この本を大きなテーマでくくるとするならば、まずは「ニーチェの思想」でくくれます。

以下の2つの記事でも書きましたが、基本的にニーチェは「キリスト教批判」をしています。

人間関係で悩んでいたらニーチェを読むべき3つの理由

ニーチェの貴族道徳と奴隷道徳から現代を学ぶ

強者を弱者の対極に置くことで、そのルサンチマン(怨恨)によって弱者に存在の意味を見出させるというものだと言います。

「弱い自分たちは正しい」、「強いあいつらは周囲のことを考えず、協調性もなく、自己中心的だ!故にあいつらは悪い!俺らが正しい!」という思考になるのです。

「善人ほど悪い奴はいない」では、そのようなニーチェのキリスト教批判、キリスト教道徳批判を現代に当てはめて考察しています。

「優しい人」にはかなりショッキングな内容

「自分は優しい」と感じている人にはかなりショッキングな内容になっています。「優しい」の裏、「優しさゆえの自業自得」と言った感じで、「優しい」に潜む裏の顔を暴く内容もあります。善人は基本的に優しいから「善」なのですが、その「善」こそが実は「悪」だよ、と言っています。


同情を批判的に扱う

ニーチェの思想でもそうですが、この本でも「同情」を批判的に扱います。同情は何が悪いのか、同情をすることで周囲に与えてしまう影響とはどのようなものがあるのかを、具体的な例を述べて解説していますので、「なるほどなぁ」と感心する内容になっています。

例えば、物乞いの話。

弱者が強者に金をせがみ、強者が一度金を恵んでやると、その一時は強者に感謝する弱者であるが、2度目に金をせがみ、強者が拒否するとその弱者は強者を恨む…というもの。

同情は人を破廉恥にするのでやるべきではない、ということ。

同情と善人との関係

同情と善人との関係もこの本では明確に示されています。善人は共感ではなく同情します。

同情をするものは他人と一緒に苦しさを嘆きますが、他人と一緒に喜びを感じることはありません。

それは同情する人間の心に、「自分が体験したことのない苦しみを味わっている人はどのような人なんだろう、どれだけ苦しいんだろう」という面白いもの見たさで近寄ってくるからなのです。

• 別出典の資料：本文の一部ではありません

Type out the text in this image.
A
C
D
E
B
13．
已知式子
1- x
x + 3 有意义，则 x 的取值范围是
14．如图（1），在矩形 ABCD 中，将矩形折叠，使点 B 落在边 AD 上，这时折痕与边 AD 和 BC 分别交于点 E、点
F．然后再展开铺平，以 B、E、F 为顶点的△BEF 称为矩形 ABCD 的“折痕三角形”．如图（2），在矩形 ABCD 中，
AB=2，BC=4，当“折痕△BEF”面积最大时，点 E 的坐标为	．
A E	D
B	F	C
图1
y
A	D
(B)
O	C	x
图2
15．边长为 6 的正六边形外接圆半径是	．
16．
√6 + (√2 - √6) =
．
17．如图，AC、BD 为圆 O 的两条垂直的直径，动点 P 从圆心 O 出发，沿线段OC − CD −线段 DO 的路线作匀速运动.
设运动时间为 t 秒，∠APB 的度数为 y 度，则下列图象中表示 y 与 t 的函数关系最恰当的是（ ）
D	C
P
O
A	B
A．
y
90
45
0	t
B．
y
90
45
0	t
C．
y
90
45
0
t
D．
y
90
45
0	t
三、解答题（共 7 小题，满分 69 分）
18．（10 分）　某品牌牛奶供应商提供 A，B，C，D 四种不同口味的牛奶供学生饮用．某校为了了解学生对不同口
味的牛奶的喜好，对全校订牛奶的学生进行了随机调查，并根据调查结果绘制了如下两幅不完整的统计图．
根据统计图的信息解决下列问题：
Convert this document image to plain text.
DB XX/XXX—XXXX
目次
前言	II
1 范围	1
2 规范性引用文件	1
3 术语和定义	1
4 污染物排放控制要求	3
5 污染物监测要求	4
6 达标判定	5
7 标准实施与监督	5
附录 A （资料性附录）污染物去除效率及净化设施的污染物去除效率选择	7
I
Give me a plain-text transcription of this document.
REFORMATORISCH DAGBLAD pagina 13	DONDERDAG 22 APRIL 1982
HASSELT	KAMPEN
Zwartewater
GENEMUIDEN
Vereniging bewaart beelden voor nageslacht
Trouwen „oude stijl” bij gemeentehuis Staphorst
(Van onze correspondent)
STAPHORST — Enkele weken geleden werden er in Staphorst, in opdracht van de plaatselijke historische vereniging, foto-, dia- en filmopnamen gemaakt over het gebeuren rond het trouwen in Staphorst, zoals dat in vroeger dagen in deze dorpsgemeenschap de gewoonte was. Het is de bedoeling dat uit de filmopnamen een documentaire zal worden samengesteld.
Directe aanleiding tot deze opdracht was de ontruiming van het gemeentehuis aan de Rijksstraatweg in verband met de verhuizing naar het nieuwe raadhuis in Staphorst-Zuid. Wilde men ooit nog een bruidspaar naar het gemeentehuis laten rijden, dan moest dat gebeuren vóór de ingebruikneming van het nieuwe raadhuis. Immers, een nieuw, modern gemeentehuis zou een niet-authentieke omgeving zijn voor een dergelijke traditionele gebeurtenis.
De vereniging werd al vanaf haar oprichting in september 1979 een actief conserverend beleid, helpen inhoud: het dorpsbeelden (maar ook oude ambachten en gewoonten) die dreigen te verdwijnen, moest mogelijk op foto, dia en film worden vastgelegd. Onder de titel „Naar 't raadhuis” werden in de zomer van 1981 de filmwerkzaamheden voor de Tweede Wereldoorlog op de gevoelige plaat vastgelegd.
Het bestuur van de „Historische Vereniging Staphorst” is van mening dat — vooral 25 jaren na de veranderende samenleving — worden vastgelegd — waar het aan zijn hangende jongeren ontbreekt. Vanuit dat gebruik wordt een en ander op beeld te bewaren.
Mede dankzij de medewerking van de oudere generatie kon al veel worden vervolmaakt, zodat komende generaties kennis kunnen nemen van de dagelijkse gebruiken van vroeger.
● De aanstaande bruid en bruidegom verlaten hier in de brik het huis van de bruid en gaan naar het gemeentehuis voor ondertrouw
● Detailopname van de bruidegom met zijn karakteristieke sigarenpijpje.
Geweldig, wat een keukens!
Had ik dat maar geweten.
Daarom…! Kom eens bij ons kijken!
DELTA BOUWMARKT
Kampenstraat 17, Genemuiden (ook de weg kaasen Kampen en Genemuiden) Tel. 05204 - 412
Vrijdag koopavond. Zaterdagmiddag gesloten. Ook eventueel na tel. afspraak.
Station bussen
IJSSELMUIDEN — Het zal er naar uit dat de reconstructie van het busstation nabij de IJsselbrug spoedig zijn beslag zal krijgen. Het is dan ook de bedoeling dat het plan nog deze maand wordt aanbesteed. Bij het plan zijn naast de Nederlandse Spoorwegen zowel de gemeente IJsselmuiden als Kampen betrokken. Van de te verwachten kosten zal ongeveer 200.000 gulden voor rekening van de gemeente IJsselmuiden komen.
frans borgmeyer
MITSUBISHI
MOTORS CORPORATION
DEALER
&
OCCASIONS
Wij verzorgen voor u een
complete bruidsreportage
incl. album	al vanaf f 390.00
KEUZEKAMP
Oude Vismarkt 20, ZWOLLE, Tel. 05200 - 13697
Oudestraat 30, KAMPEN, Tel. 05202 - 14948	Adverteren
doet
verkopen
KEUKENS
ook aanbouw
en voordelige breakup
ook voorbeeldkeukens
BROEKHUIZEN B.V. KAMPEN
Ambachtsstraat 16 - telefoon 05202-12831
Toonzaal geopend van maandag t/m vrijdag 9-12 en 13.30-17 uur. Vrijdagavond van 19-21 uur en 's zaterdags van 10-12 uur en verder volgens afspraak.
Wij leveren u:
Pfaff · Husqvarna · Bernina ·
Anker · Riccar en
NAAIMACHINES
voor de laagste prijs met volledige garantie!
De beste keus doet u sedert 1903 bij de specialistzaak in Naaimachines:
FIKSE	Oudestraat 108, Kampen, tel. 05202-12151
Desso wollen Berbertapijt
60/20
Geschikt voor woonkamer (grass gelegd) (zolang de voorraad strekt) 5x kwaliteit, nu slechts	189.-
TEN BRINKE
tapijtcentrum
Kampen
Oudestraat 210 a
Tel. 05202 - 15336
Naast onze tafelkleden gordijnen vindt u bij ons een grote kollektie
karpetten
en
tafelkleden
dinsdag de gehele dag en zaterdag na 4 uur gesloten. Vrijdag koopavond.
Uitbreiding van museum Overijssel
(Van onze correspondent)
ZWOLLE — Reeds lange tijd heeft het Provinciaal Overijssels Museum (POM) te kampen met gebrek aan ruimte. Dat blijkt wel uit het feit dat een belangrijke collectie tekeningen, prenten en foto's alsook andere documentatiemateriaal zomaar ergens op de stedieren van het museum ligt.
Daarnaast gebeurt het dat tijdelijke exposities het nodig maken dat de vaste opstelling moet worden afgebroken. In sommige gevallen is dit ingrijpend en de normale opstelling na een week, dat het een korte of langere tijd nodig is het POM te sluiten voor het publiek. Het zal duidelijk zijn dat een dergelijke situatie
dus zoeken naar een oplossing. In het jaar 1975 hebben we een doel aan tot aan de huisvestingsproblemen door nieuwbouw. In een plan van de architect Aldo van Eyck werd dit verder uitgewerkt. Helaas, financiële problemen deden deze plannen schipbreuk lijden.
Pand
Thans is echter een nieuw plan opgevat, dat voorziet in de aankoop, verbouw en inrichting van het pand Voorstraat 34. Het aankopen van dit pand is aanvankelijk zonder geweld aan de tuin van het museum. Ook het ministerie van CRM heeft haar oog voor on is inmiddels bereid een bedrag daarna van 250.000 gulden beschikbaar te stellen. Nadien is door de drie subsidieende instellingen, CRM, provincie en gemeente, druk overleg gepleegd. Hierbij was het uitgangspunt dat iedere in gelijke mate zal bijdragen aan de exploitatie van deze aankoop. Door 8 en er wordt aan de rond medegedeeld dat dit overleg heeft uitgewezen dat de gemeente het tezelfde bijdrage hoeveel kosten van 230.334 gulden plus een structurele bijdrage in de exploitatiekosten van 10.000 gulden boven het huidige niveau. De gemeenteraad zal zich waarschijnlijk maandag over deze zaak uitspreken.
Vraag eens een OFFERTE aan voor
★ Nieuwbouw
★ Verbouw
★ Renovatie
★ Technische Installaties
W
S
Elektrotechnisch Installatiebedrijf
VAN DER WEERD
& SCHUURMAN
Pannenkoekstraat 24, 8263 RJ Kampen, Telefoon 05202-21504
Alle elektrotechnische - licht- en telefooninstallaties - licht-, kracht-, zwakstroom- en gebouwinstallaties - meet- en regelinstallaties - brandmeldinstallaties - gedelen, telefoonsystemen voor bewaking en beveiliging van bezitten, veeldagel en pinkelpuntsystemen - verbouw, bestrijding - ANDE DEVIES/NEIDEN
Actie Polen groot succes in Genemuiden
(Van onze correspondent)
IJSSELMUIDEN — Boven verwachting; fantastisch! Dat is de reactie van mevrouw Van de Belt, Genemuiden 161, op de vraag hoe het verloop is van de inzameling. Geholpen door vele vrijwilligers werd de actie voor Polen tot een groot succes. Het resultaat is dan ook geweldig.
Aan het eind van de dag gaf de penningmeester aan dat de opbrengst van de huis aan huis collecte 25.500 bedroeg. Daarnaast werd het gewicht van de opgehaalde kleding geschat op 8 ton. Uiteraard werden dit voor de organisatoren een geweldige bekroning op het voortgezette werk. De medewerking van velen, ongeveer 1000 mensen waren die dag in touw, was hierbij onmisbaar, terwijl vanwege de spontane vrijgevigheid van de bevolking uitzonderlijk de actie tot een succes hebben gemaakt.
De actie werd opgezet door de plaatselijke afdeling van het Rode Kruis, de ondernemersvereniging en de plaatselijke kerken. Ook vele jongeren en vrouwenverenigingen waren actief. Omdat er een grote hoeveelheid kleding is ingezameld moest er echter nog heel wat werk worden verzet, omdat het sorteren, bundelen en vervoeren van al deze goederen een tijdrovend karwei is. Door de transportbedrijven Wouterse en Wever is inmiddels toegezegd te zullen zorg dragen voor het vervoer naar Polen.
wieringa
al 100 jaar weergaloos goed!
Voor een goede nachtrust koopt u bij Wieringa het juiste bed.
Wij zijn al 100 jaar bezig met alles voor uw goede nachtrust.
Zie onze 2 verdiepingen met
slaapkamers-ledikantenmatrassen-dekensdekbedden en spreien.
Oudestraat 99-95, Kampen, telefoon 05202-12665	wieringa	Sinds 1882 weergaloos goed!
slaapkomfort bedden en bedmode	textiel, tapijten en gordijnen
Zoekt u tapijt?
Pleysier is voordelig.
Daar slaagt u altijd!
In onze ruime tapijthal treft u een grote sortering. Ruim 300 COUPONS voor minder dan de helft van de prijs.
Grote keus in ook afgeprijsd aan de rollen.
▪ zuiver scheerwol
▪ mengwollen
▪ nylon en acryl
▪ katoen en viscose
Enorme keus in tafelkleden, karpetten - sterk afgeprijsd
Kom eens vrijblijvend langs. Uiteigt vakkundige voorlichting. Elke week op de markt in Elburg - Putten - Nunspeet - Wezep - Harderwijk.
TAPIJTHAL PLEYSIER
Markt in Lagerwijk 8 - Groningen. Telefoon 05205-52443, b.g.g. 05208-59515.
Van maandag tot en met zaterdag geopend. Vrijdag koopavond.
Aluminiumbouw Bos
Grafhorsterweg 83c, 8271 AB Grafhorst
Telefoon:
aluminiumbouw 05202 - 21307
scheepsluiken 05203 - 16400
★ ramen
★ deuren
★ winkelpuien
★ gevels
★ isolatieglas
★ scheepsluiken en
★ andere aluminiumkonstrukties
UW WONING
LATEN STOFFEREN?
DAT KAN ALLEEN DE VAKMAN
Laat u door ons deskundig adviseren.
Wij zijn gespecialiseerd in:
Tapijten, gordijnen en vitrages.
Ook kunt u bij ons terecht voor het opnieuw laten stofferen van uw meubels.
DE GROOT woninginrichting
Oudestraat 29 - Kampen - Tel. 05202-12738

この本では今述べたことをますます掘り下げ、「善人」を暴いています。


現代日本との関係

この本では現代日本との関係をかなり詳細に書いています。

ニーチェの思想と織り交ぜながら書かれていますので、楽しくニーチェの思想を学びながら読み進めることができます。

また、著者の実体験などを元に書かれている章もあり、現代にはびこる弱者支配の様相をうかがい知ることができます。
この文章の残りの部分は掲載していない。